The school workforce census collects information from schools and local authorities on the school workforce in state-funded schools in England.
This includes data on teaching and support staff, their characteristics, teacher retention and pay, qualifications and details of the subjects taught in secondary schools.
Key findings - school workforce census 2022:
- Nearly 48,000 full-time equivalent teachers joined English schools this academic year - up by 4,000 from the previous year
- 39,930 teachers (8.8% of the sector) left state-funding schools for reasons other than retirement - an increase of 6.9% from the previous year
- 12.8% of teachers left the profession a year after qualifying compared to 12.5% the year before
- Teaching and leadership vacancies increased by 49%
- 67.5% of teachers took sickness absence in 2021-22 - an increase of 54.1%
- The number of teaching assistants has increased by 27%
- Headteachers saw an average pay rise of 0.8% compared to 1.4% for teachers
1. A record number of teachers
468,371 teachers are now in the workforce - a record-high. This is 27,000 more than in 2010.

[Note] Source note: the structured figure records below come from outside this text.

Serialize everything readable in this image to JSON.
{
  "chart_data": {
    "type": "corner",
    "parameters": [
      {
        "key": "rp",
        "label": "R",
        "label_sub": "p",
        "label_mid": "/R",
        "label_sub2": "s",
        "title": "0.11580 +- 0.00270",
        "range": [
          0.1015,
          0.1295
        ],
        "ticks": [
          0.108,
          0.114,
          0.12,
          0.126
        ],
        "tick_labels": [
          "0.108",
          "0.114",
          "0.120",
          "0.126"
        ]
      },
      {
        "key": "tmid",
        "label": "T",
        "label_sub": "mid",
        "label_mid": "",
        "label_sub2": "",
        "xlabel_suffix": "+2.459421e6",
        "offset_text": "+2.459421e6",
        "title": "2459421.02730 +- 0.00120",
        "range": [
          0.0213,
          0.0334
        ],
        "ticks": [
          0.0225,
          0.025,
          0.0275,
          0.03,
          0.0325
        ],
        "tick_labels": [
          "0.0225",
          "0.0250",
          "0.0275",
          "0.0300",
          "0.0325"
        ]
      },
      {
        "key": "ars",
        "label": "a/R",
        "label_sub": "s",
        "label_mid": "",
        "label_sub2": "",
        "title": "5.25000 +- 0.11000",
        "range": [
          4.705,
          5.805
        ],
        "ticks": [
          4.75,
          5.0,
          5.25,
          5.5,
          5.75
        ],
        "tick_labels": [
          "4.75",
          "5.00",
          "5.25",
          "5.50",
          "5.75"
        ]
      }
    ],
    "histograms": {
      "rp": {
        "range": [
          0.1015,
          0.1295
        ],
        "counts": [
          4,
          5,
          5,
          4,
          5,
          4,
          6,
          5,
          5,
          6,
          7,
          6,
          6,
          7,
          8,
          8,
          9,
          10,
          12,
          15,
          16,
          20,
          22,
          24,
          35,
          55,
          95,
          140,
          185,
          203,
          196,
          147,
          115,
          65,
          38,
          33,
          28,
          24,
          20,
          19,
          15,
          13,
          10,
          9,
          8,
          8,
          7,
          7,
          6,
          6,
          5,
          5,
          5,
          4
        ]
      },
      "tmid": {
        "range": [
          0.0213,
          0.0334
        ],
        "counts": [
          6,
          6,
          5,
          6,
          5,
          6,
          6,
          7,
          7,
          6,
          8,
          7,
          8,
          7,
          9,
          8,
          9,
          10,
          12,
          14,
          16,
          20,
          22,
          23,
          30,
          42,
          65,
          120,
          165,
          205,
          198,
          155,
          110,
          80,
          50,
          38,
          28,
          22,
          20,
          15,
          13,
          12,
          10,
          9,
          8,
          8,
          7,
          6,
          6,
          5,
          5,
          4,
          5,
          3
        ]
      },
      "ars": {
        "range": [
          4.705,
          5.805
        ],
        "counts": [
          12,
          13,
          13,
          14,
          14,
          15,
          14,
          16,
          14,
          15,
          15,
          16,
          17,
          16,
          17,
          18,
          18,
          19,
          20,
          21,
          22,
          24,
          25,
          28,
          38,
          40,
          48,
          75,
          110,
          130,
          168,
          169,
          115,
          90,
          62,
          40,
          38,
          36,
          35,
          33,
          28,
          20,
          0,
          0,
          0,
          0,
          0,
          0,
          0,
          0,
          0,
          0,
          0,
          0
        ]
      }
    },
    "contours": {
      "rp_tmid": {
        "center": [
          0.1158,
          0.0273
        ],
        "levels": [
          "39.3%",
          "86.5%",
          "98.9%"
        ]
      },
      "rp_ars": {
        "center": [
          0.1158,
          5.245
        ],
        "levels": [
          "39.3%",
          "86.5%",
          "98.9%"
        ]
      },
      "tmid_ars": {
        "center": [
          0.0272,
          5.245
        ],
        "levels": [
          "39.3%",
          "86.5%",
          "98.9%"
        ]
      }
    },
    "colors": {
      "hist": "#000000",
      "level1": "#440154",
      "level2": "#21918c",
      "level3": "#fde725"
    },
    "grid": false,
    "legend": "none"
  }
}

It is also notable, however, that the government has missed its secondary school teacher recruitment targets for nine of the past ten years.
There has also been an 11% rise in pupil numbers during this period, meaning the teacher recruitment rate has fallen behind what is really needed.
2. And, a record number of teachers leaving the profession...
39,930 teachers left state schools for reasons other than retirement last year - up 7,800 from the previous year. This is the highest record since the 2010-11 census.
3. And, a decrease in retention...
12.8% of teachers left the profession one year after qualifying.
Now, over a third of teachers leave the profession within six years of qualifying.
4. Teacher vacancies at the highest level since 2010
Teacher vacancies are at the highest level since 2010.
Teacher and leadership roles have increased from 2,334 in comparison to 1,564 the year before (a 49% increase).
The number of temporarily-filled posts also increased, from 2,247 to 3,308 in 2022-23.
5. A significant increase in teacher sickness absence
67.5% of teachers took sickness absence in 2021-22, up from 54.1% in 2018-19.
More than 3.2 million working days were missed during the wake of the pandemic.
6. A soar in teaching support staff
The number of teaching assistants and other school support staff is at the highest level since the 2010-11 workforce census.
The number of teaching assistants has increased by 27% (221,500 to 281,100).
7. Headteacher pay growth
Last year, headteacher pay growth was 0.8% compared to 1.4% for teachers.
The average salary of a classroom teacher, as of November 2022, was £40,251, whilst the average salary of a headteacher was £70,831.